Abstract
Na op zijn minst enige voorbereidingstijd is het lang verwachte datamining rapport van de Registratiekamer verschenen. Onder de titel 'Gouden bergen van gegevens; over datawarehousing, datamining en privacy' wordt in het tiende nummer van de Achtergrondstudies en Verkenningen (A&V) van de Registratiekamer ingegaan op datamining, op het juridisch kader en - verassend of niet - op Privacy Enhancing Technologies. In hoofdstuk 2 van de A&V-studie wordt een beeld geschetst van het juridische kader van de EU-Privacyrichtlijn en het wetsvoorstel voor de Wet bescherming persoonsgegevens (WBP). Het gaat in dat tweede hoofdstuk om - om het zo maar te zeggen - het model van de Wet bescherming persoonsgegevens in de ogen van de Registratiekamer.

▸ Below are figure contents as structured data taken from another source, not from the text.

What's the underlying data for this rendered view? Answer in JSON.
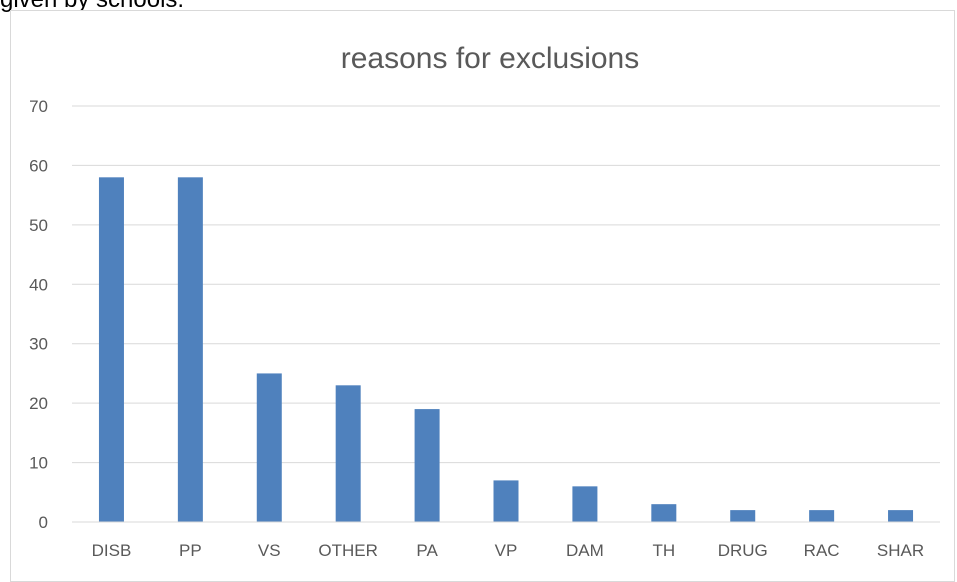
{
  "page_text": {
    "caption_fragment": "given by schools."
  },
  "chart_data": {
    "type": "bar",
    "title": "reasons for exclusions",
    "xlabel": "",
    "ylabel": "",
    "categories": [
      "DISB",
      "PP",
      "VS",
      "OTHER",
      "PA",
      "VP",
      "DAM",
      "TH",
      "DRUG",
      "RAC",
      "SHAR"
    ],
    "values": [
      58,
      58,
      25,
      23,
      19,
      7,
      6,
      3,
      2,
      2,
      2
    ],
    "ylim": [
      0,
      70
    ],
    "yticks": [
      0,
      10,
      20,
      30,
      40,
      50,
      60,
      70
    ],
    "grid": true,
    "legend": "none",
    "colors": {
      "bar": "#4f81bd",
      "grid": "#d9d9d9",
      "axis": "#d9d9d9",
      "text": "#595959"
    }
  }
}
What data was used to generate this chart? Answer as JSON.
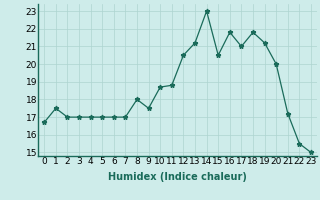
{
  "x": [
    0,
    1,
    2,
    3,
    4,
    5,
    6,
    7,
    8,
    9,
    10,
    11,
    12,
    13,
    14,
    15,
    16,
    17,
    18,
    19,
    20,
    21,
    22,
    23
  ],
  "y": [
    16.7,
    17.5,
    17.0,
    17.0,
    17.0,
    17.0,
    17.0,
    17.0,
    18.0,
    17.5,
    18.7,
    18.8,
    20.5,
    21.2,
    23.0,
    20.5,
    21.8,
    21.0,
    21.8,
    21.2,
    20.0,
    17.2,
    15.5,
    15.0
  ],
  "title": "",
  "xlabel": "Humidex (Indice chaleur)",
  "ylabel": "",
  "xlim": [
    -0.5,
    23.5
  ],
  "ylim": [
    14.8,
    23.4
  ],
  "yticks": [
    15,
    16,
    17,
    18,
    19,
    20,
    21,
    22,
    23
  ],
  "xticks": [
    0,
    1,
    2,
    3,
    4,
    5,
    6,
    7,
    8,
    9,
    10,
    11,
    12,
    13,
    14,
    15,
    16,
    17,
    18,
    19,
    20,
    21,
    22,
    23
  ],
  "line_color": "#1a6b5a",
  "marker": "*",
  "bg_color": "#ceecea",
  "grid_color": "#aed4d0",
  "xlabel_fontsize": 7,
  "tick_fontsize": 6.5
}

Hieronder een confrontatie tussen regelgeving, modellen en praktijk. Aan de hand van een drietal voorbeelden zal het door de Registratiekamer in de A&V-studie over datamining neergelegde toetsingsschema van EU-Privacyrichtlijn en het wetsvoorstel WBP een (eerste) praktijktoets ondergaan. Nadruk zal daarbij liggen op de materiële voorschriften. Vooral de vraag dus of en wanneer er sprake is van behoorlijke, zorgvuldige en rechtmatige verwerking van persoonsgegevens. Onze aandacht zal, aan de hand van een drietal voorbeelden, meerendeels uitgaan naar de grondslagen voor het verwerken van gegevens bij direct-marketing en de vereiste informering van de betrokkenen. Een spel van woord en wederwoord. Specialisten en universiteit hieronder in een verkennende discussie van de praktijk van het gebruik van gegevens voor marketing in, zoals juristen dat zo kunnen zeggen, het licht van de EU-Privacyrichtlijn en het WBP-voorstel.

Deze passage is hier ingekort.